Я скрестила на груди руки и приготовилась к спору.

Что-то сильно ударилось о стенку кареты, и непрочное дерево раскололось, обнажив наконечник стрелы. Ливия закричала. Визг снаружи прозвучал эхом ее испуга, в бок кареты вломилась лошадь, а за ней и всадник. Раздался хруст. И вопль. Левантийский воин пал среди бури криков и грохота копыт. Полдюжины трупов снаружи завели свою песнь искушения, а Ливия жалобно всхлипнула.

– Что такое тут происходит? – Джонус отпихнул меня от окошка. – Кто…

Экипаж замедлил ход, а потом рванул вперед так, что мы повалились с сидений, и до наших ушей донеслись громкие проклятия кучера.

Еще больше мертвых принялись за свои песнопения.

– Кисианцы! – объявил Джонус. – Они…

Экипаж понесся под шквалом криков и градом осколков.

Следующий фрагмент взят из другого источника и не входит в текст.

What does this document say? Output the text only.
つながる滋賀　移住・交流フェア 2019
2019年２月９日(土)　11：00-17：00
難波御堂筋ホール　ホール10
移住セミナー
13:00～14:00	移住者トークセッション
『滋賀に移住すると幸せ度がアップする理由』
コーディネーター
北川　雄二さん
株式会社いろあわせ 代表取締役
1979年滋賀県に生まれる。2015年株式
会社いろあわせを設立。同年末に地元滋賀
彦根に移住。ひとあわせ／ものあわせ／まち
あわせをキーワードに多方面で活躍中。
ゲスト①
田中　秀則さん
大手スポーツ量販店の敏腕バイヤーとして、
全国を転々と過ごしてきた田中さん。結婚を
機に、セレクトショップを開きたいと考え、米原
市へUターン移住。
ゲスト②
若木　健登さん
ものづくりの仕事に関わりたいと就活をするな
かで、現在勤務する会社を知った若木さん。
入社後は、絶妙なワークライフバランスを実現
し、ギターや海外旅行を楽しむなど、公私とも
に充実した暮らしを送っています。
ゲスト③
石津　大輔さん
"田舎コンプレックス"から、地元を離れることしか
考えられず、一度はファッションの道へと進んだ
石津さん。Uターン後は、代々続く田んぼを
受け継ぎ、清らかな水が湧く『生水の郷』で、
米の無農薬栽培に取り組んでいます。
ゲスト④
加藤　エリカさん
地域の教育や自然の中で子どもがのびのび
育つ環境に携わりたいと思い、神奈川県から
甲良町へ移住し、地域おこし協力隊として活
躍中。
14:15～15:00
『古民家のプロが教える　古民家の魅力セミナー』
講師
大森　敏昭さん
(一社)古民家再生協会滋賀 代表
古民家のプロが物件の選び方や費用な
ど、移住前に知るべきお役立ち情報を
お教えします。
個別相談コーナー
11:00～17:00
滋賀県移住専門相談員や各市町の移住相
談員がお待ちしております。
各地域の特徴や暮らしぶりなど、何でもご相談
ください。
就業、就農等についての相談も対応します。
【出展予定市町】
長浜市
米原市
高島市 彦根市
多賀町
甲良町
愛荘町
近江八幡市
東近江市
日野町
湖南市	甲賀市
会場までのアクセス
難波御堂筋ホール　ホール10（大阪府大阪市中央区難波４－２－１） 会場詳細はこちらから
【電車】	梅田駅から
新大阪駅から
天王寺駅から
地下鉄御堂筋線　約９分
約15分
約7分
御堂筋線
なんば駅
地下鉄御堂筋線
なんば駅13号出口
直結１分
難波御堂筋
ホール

Мы, запертые внутри, покатились с ним, и удары колотили нас, как пьяный матрос, до тех пор, пока с последним тяжелым стуком наша карета не превратилась в сумрачную и заполненную пылью могилу.

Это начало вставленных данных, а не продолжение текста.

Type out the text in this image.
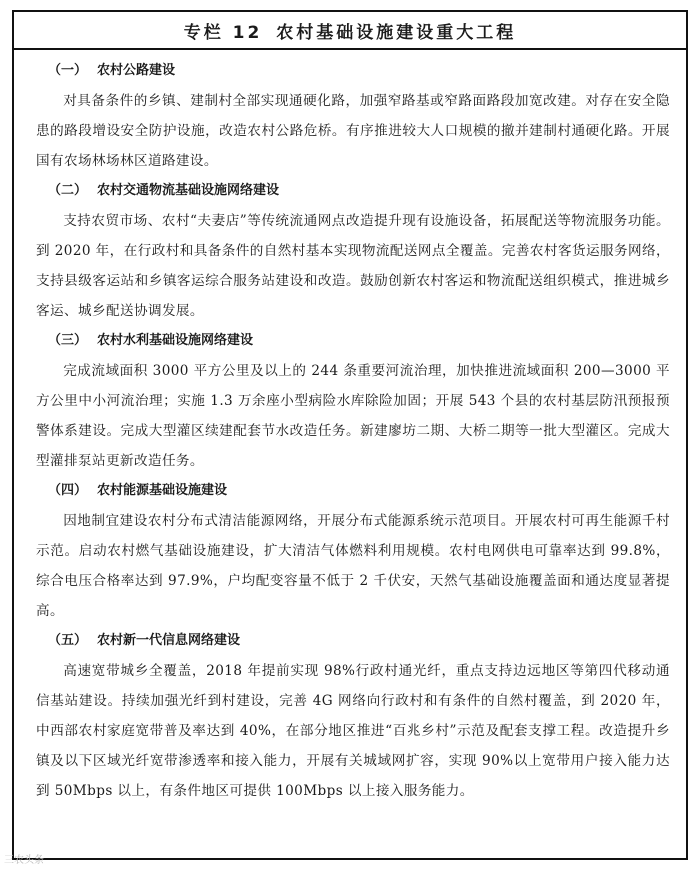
专栏 12 农村基础设施建设重大工程
（一） 农村公路建设

对具备条件的乡镇、建制村全部实现通硬化路，加强窄路基或窄路面路段加宽改建。对存在安全隐患的路段增设安全防护设施，改造农村公路危桥。有序推进较大人口规模的撤并建制村通硬化路。开展国有农场林场林区道路建设。

（二） 农村交通物流基础设施网络建设

支持农贸市场、农村“夫妻店”等传统流通网点改造提升现有设施设备，拓展配送等物流服务功能。到 2020 年，在行政村和具备条件的自然村基本实现物流配送网点全覆盖。完善农村客货运服务网络，支持县级客运站和乡镇客运综合服务站建设和改造。鼓励创新农村客运和物流配送组织模式，推进城乡客运、城乡配送协调发展。

（三） 农村水利基础设施网络建设

完成流域面积 3000 平方公里及以上的 244 条重要河流治理，加快推进流域面积 200—3000 平方公里中小河流治理；实施 1.3 万余座小型病险水库除险加固；开展 543 个县的农村基层防汛预报预警体系建设。完成大型灌区续建配套节水改造任务。新建廖坊二期、大桥二期等一批大型灌区。完成大型灌排泵站更新改造任务。

（四） 农村能源基础设施建设

因地制宜建设农村分布式清洁能源网络，开展分布式能源系统示范项目。开展农村可再生能源千村示范。启动农村燃气基础设施建设，扩大清洁气体燃料利用规模。农村电网供电可靠率达到 99.8%，综合电压合格率达到 97.9%，户均配变容量不低于 2 千伏安，天然气基础设施覆盖面和通达度显著提高。

（五） 农村新一代信息网络建设

高速宽带城乡全覆盖，2018 年提前实现 98%行政村通光纤，重点支持边远地区等第四代移动通信基站建设。持续加强光纤到村建设，完善 4G 网络向行政村和有条件的自然村覆盖，到 2020 年，中西部农村家庭宽带普及率达到 40%，在部分地区推进“百兆乡村”示范及配套支撑工程。改造提升乡镇及以下区域光纤宽带渗透率和接入能力，开展有关城域网扩容，实现 90%以上宽带用户接入能力达到 50Mbps 以上，有条件地区可提供 100Mbps 以上接入服务能力。

三农头条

На один оглушающий миг в этом мире не осталось ничего, кроме Ливии, залитой кровью и пронзенной обломками крыши. Переломанная опора проткнула ей низ живота, но умерла она, скорее всего, от глубокого пореза, снесшего половину шеи и открывшего голую кость среди порванной плоти. И после смерти она взывала ко мне громче, чем при жизни, пела ту же надрывную песнь, что и остальные.

Лицо Джонуса забрызгало кровью, однако, судя по тому, как он дернулся, кровь была не его. При виде Ливии его вырвало, он всем весом навалился на разбитую стенку кареты, проломил ее и свалился в подлесок, усеянный обломками. Не оглядываясь, Джонус скрючился пополам, изо рта полилась рвота.

– Идиот, – прошипела я, вытягивая припрятанный на бедре нож, и еще один, из рукава.

«Не убивай его!»

– Не убью, пока не окажемся в безопасности.

Я выбралась из-под обломков и торопливо огляделась.

– Поднимайся! – велела я Джонусу, глядя дальше, поверх кареты. Одно колесо медленно продолжало вращаться, сквозь него я видела усеянную смертью дорогу. Стрелы сыпались среди дикой пляски лошадей, и, хотя врагов с алыми поясами было больше, левантийские воины дрались яростно и рубили их как снопы. Невозможно было понять, побеждает ли превосходство в силе или в числе, но в любом случае кисианцы, похоже, позаботились о доминусе Виллиусе за меня. В самом центре бури, накренившись вперед, посреди дороги стояла другая карета с мертвыми лошадьми между оглоблями.

Пора было выбираться.

Я склонилась над едва переведшим дыхание Джонусом.

– Как мне кажется, наилучший план – бежать.

– По ту сторону дороги за деревьями – лучники.

– Значит, нужно перебраться и попробовать спрятаться где-то выше по склону. Ты идешь?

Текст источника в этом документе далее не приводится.